Tous les commandeurs de Saint-Félix sont issus de nobles familles comme le veut la règle de l'Ordre, mais certains se distinguent plus que d'autres. En voici quelques-uns qui se distinguent par leur importance, ou bien par leurs actions pour Saint-Félix :
- Le premier frère hospitalier connu est Raymond Pourcel en 1149. Les bâtiments de la commanderie ne sont pas encore construit, son rôle consiste à constituer la commanderie en rassemblant les premiers dons et acquisitions de terres.
- Raymond de Ricard, chevalier de Rhodes, dont l'oeuvre principale pour Saint-Félix, est de mettre en oeuvre le rattachement de la commanderie de Campagnolles sous celle de Saint-Félix.
- Jean Paul Lascaris de Castellar (1560/1657), issu d'une très grande et noble lignée comtale.
- Jean Charles de Romieu, bailli et Grand Croix de l'Ordre, dont l'épitaphe de la pierre tombale permet à Saint-Félix de figurer dans la co-cathédrale Saint-Jean de La Valette, à Malte.
- Jean François de Saint-Félix, est le dernier commandeur de Saint-Félix-de-Sorgues.
Chroniques communales
Les inondations de fin novembre 2011
Les violents épisodes orageux n'ont pas fait de victimes dans le Sud-Aveyron, contrairement à d’autres régions, mais ont occasionné de lourds dégâts matériels dans la vallée de la Sorgues. A Saint-Félix, certaines demeures sont sévèrement touchées, les deux moulins, les champs des bords de Sorgues mis en culture ainsi qu'une grande partie du mur de soutènement de la rampe d'accès du Pont Vieux se sont effondrés.


Des oeuvres de Kandinsky cachées pendant la Seconde Guerre Mondiale

Vassily Kandinsky (1866/1944,
portrait de gauche), peintre russe, naturalisé allemand
puis français, c
onsidéré comme l’un des peintres
les plus importants du XXème siècle, est souvent considéré comme l’auteur de la première œuvre d'art abstrait
de l'époque moderne.
Une grande partie de son oeuvre privée, aujourd'hui exposé dans les plus grands musées du monde, emballée dans une cinquantaine de caisses grandes et étroites, est camouflée par Émile Redon (voir § suivant
Les Personnalités) dans l'étable de la maison familiale à Saint-Félix-de-Sorgues pour échapper au pillage de l'occupant nazi.
Les tableaux sont rendus à la Famille Kandinsky après la guerre
(ci-contre "Munich - 1908").
Patrimoine
Le château de la commanderie dont il ne reste qu'un des contreforts d'une tour compris dans le parapet au Sud de l'église.
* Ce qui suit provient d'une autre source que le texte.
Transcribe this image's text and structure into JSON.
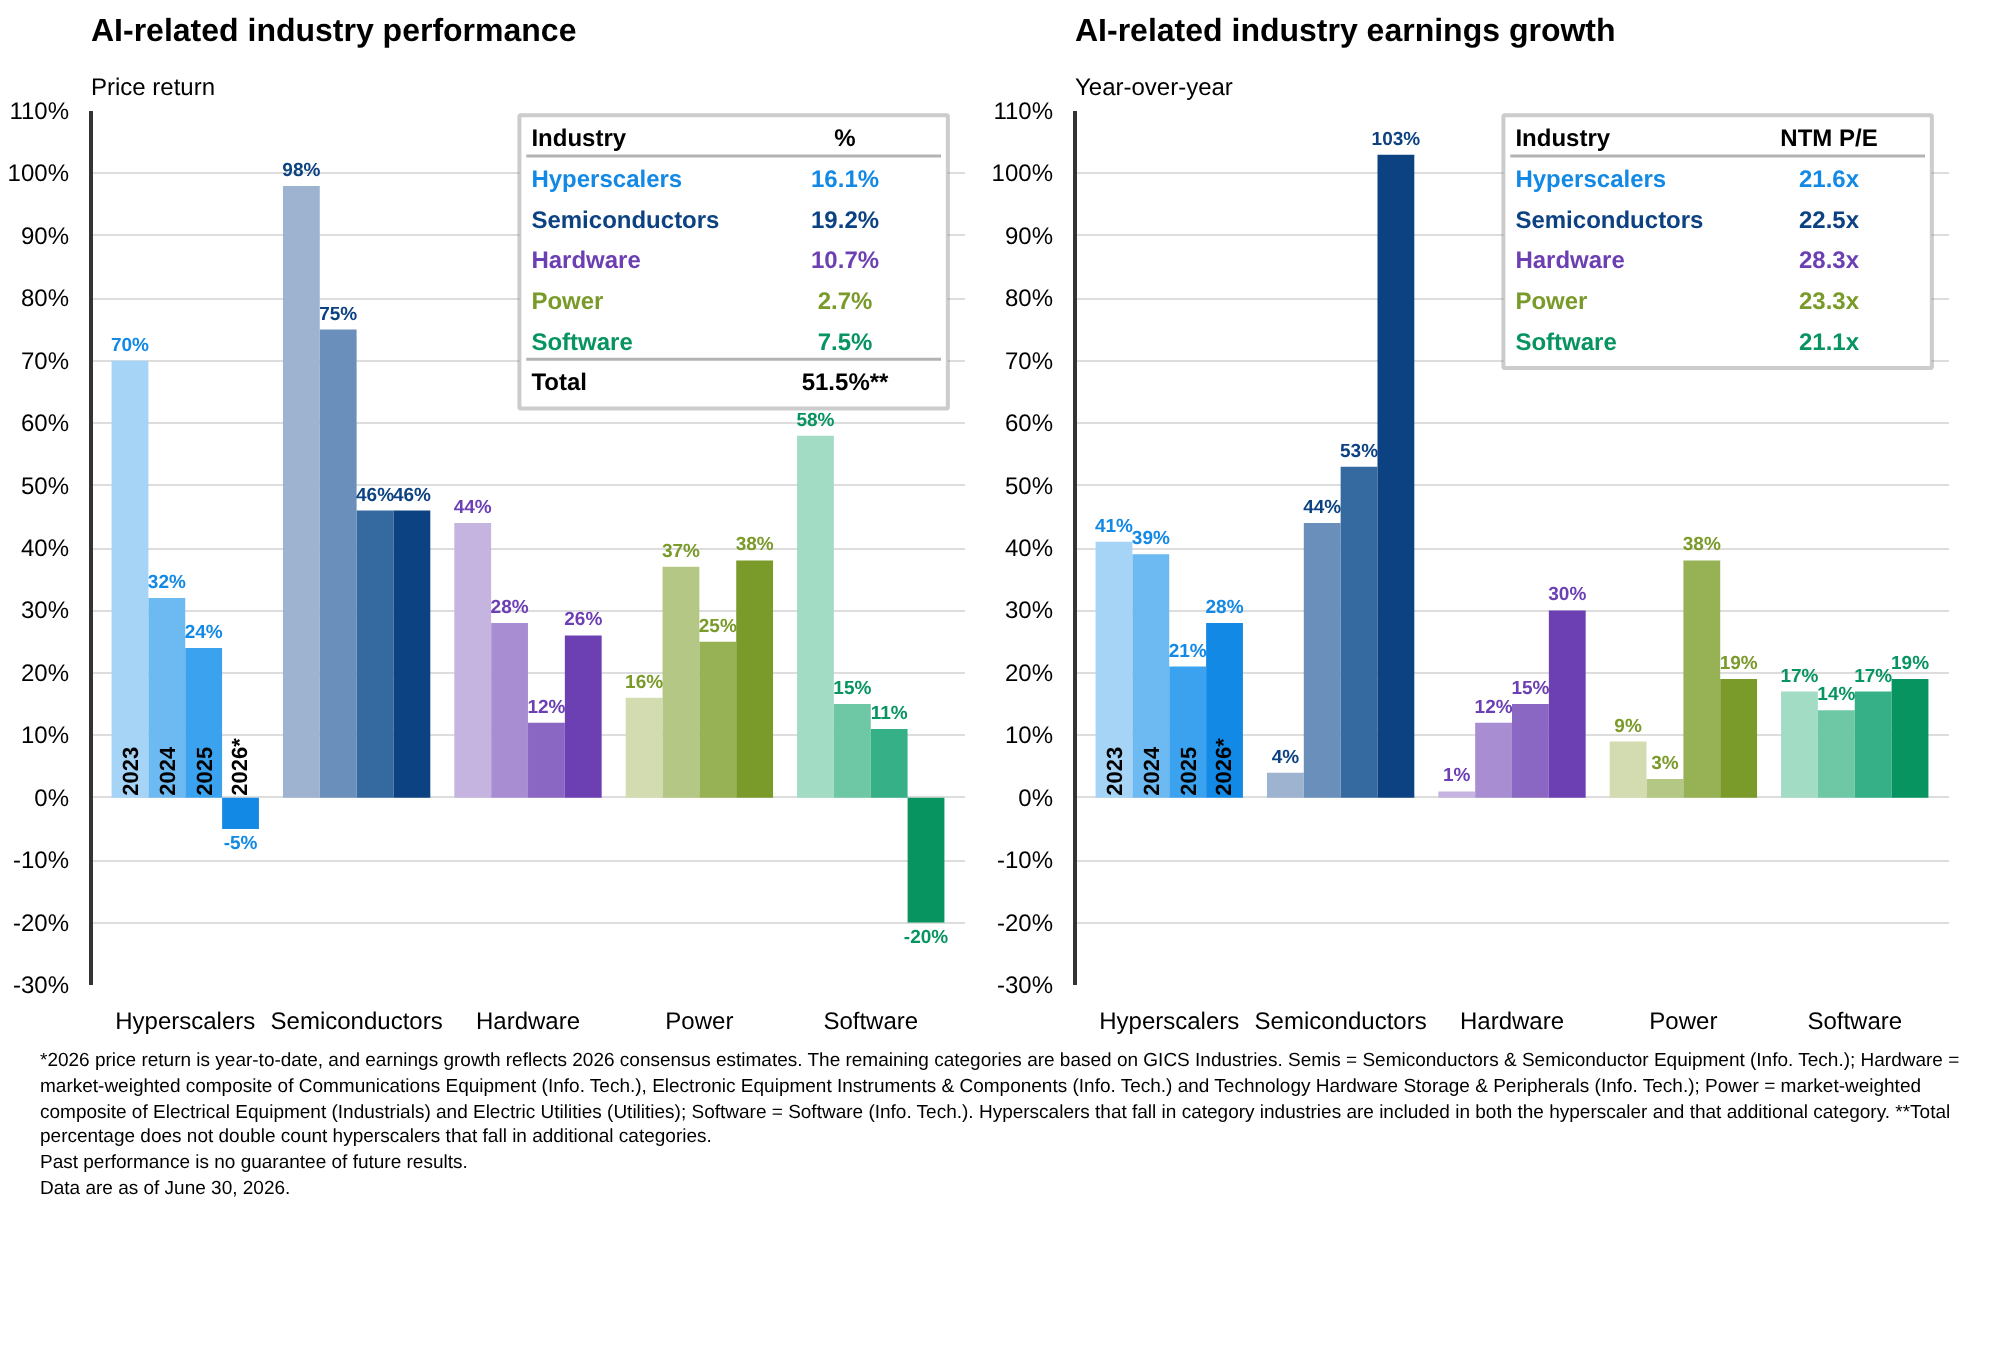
{
  "chart_data": [
    {
      "type": "bar",
      "title": "AI-related industry performance",
      "subtitle": "Price return",
      "categories": [
        "Hyperscalers",
        "Semiconductors",
        "Hardware",
        "Power",
        "Software"
      ],
      "series": [
        {
          "name": "2023",
          "values": [
            70,
            98,
            44,
            16,
            58
          ],
          "colors": [
            "#a6d4f7",
            "#9db3cf",
            "#c6b4e0",
            "#d2dcb0",
            "#a3dcc4"
          ],
          "value_labels": [
            "70%",
            "98%",
            "44%",
            "16%",
            "58%"
          ]
        },
        {
          "name": "2024",
          "values": [
            32,
            75,
            28,
            37,
            15
          ],
          "colors": [
            "#6dbaf2",
            "#6a8fba",
            "#a98dd3",
            "#b4c784",
            "#6ec8a6"
          ],
          "value_labels": [
            "32%",
            "75%",
            "28%",
            "37%",
            "15%"
          ]
        },
        {
          "name": "2025",
          "values": [
            24,
            46,
            12,
            25,
            11
          ],
          "colors": [
            "#3aa2ee",
            "#356aa0",
            "#8a67c2",
            "#97b155",
            "#36b087"
          ],
          "value_labels": [
            "24%",
            "46%",
            "12%",
            "25%",
            "11%"
          ]
        },
        {
          "name": "2026*",
          "values": [
            -5,
            46,
            26,
            38,
            -20
          ],
          "colors": [
            "#1389e6",
            "#0c4282",
            "#6c3fb3",
            "#7a9a2a",
            "#079460"
          ],
          "value_labels": [
            "-5%",
            "46%",
            "26%",
            "38%",
            "-20%"
          ]
        }
      ],
      "ylim": [
        -30,
        110
      ],
      "yticks": [
        {
          "value": -30,
          "label": "-30%"
        },
        {
          "value": -20,
          "label": "-20%"
        },
        {
          "value": -10,
          "label": "-10%"
        },
        {
          "value": 0,
          "label": "0%"
        },
        {
          "value": 10,
          "label": "10%"
        },
        {
          "value": 20,
          "label": "20%"
        },
        {
          "value": 30,
          "label": "30%"
        },
        {
          "value": 40,
          "label": "40%"
        },
        {
          "value": 50,
          "label": "50%"
        },
        {
          "value": 60,
          "label": "60%"
        },
        {
          "value": 70,
          "label": "70%"
        },
        {
          "value": 80,
          "label": "80%"
        },
        {
          "value": 90,
          "label": "90%"
        },
        {
          "value": 100,
          "label": "100%"
        },
        {
          "value": 110,
          "label": "110%"
        }
      ],
      "grid": "y",
      "legend": false,
      "annotations": [
        "Industry",
        "%",
        "Hyperscalers",
        "16.1%",
        "Semiconductors",
        "19.2%",
        "Hardware",
        "10.7%",
        "Power",
        "2.7%",
        "Software",
        "7.5%",
        "Total",
        "51.5%**"
      ]
    },
    {
      "type": "bar",
      "title": "AI-related industry earnings growth",
      "subtitle": "Year-over-year",
      "categories": [
        "Hyperscalers",
        "Semiconductors",
        "Hardware",
        "Power",
        "Software"
      ],
      "series": [
        {
          "name": "2023",
          "values": [
            41,
            4,
            1,
            9,
            17
          ],
          "colors": [
            "#a6d4f7",
            "#9db3cf",
            "#c6b4e0",
            "#d2dcb0",
            "#a3dcc4"
          ],
          "value_labels": [
            "41%",
            "4%",
            "1%",
            "9%",
            "17%"
          ]
        },
        {
          "name": "2024",
          "values": [
            39,
            44,
            12,
            3,
            14
          ],
          "colors": [
            "#6dbaf2",
            "#6a8fba",
            "#a98dd3",
            "#b4c784",
            "#6ec8a6"
          ],
          "value_labels": [
            "39%",
            "44%",
            "12%",
            "3%",
            "14%"
          ]
        },
        {
          "name": "2025",
          "values": [
            21,
            53,
            15,
            38,
            17
          ],
          "colors": [
            "#3aa2ee",
            "#356aa0",
            "#8a67c2",
            "#97b155",
            "#36b087"
          ],
          "value_labels": [
            "21%",
            "53%",
            "15%",
            "38%",
            "17%"
          ]
        },
        {
          "name": "2026*",
          "values": [
            28,
            103,
            30,
            19,
            19
          ],
          "colors": [
            "#1389e6",
            "#0c4282",
            "#6c3fb3",
            "#7a9a2a",
            "#079460"
          ],
          "value_labels": [
            "28%",
            "103%",
            "30%",
            "19%",
            "19%"
          ]
        }
      ],
      "ylim": [
        -30,
        110
      ],
      "yticks": [
        {
          "value": -30,
          "label": "-30%"
        },
        {
          "value": -20,
          "label": "-20%"
        },
        {
          "value": -10,
          "label": "-10%"
        },
        {
          "value": 0,
          "label": "0%"
        },
        {
          "value": 10,
          "label": "10%"
        },
        {
          "value": 20,
          "label": "20%"
        },
        {
          "value": 30,
          "label": "30%"
        },
        {
          "value": 40,
          "label": "40%"
        },
        {
          "value": 50,
          "label": "50%"
        },
        {
          "value": 60,
          "label": "60%"
        },
        {
          "value": 70,
          "label": "70%"
        },
        {
          "value": 80,
          "label": "80%"
        },
        {
          "value": 90,
          "label": "90%"
        },
        {
          "value": 100,
          "label": "100%"
        },
        {
          "value": 110,
          "label": "110%"
        }
      ],
      "grid": "y",
      "legend": false,
      "annotations": [
        "Industry",
        "NTM P/E",
        "Hyperscalers",
        "21.6x",
        "Semiconductors",
        "22.5x",
        "Hardware",
        "28.3x",
        "Power",
        "23.3x",
        "Software",
        "21.1x"
      ]
    },
    {
      "type": "other",
      "annotations": [
        "*2026 price return is year-to-date, and earnings growth reflects 2026 consensus estimates. The remaining categories are based on GICS Industries. Semis = Semiconductors & Semiconductor Equipment (Info. Tech.); Hardware = market-weighted composite of Communications Equipment (Info. Tech.), Electronic Equipment Instruments & Components (Info. Tech.) and Technology Hardware Storage & Peripherals (Info. Tech.); Power = market-weighted composite of Electrical Equipment (Industrials) and Electric Utilities (Utilities); Software = Software (Info. Tech.). Hyperscalers that fall in category industries are included in both the hyperscaler and that additional category. **Total percentage does not double count hyperscalers that fall in additional categories.",
        "Past performance is no guarantee of future results.",
        "Data are as of June 30, 2026."
      ]
    }
  ]
}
Les premiers actes de 1159 mentionnent un domus (maison) et indiquent qu'il est relativement imposant avec de hautes murailles, flanqué d'une terrasse à l'Ouest et d'une petite cour, et qu'il comprend au moins deux étages, deux pièces principales avec la chambre du commandeur et celle de la gouvernante, et d'autres dépendances de plus petites dimensions dont une salle réservée aux malades, miséreux et pèlerins de passage. Le château et la commanderie sont souvent appelés l'Hôpital. Selon un acte de 1491, il possède une salle d'honneur, pour la réception des hôtes de marques.
Les guerres de religion le laisse en ruines, visibles jusque dans les années 1850. Ses pierres et poutres ont fait et font encore partie de beaucoup de maisons du village.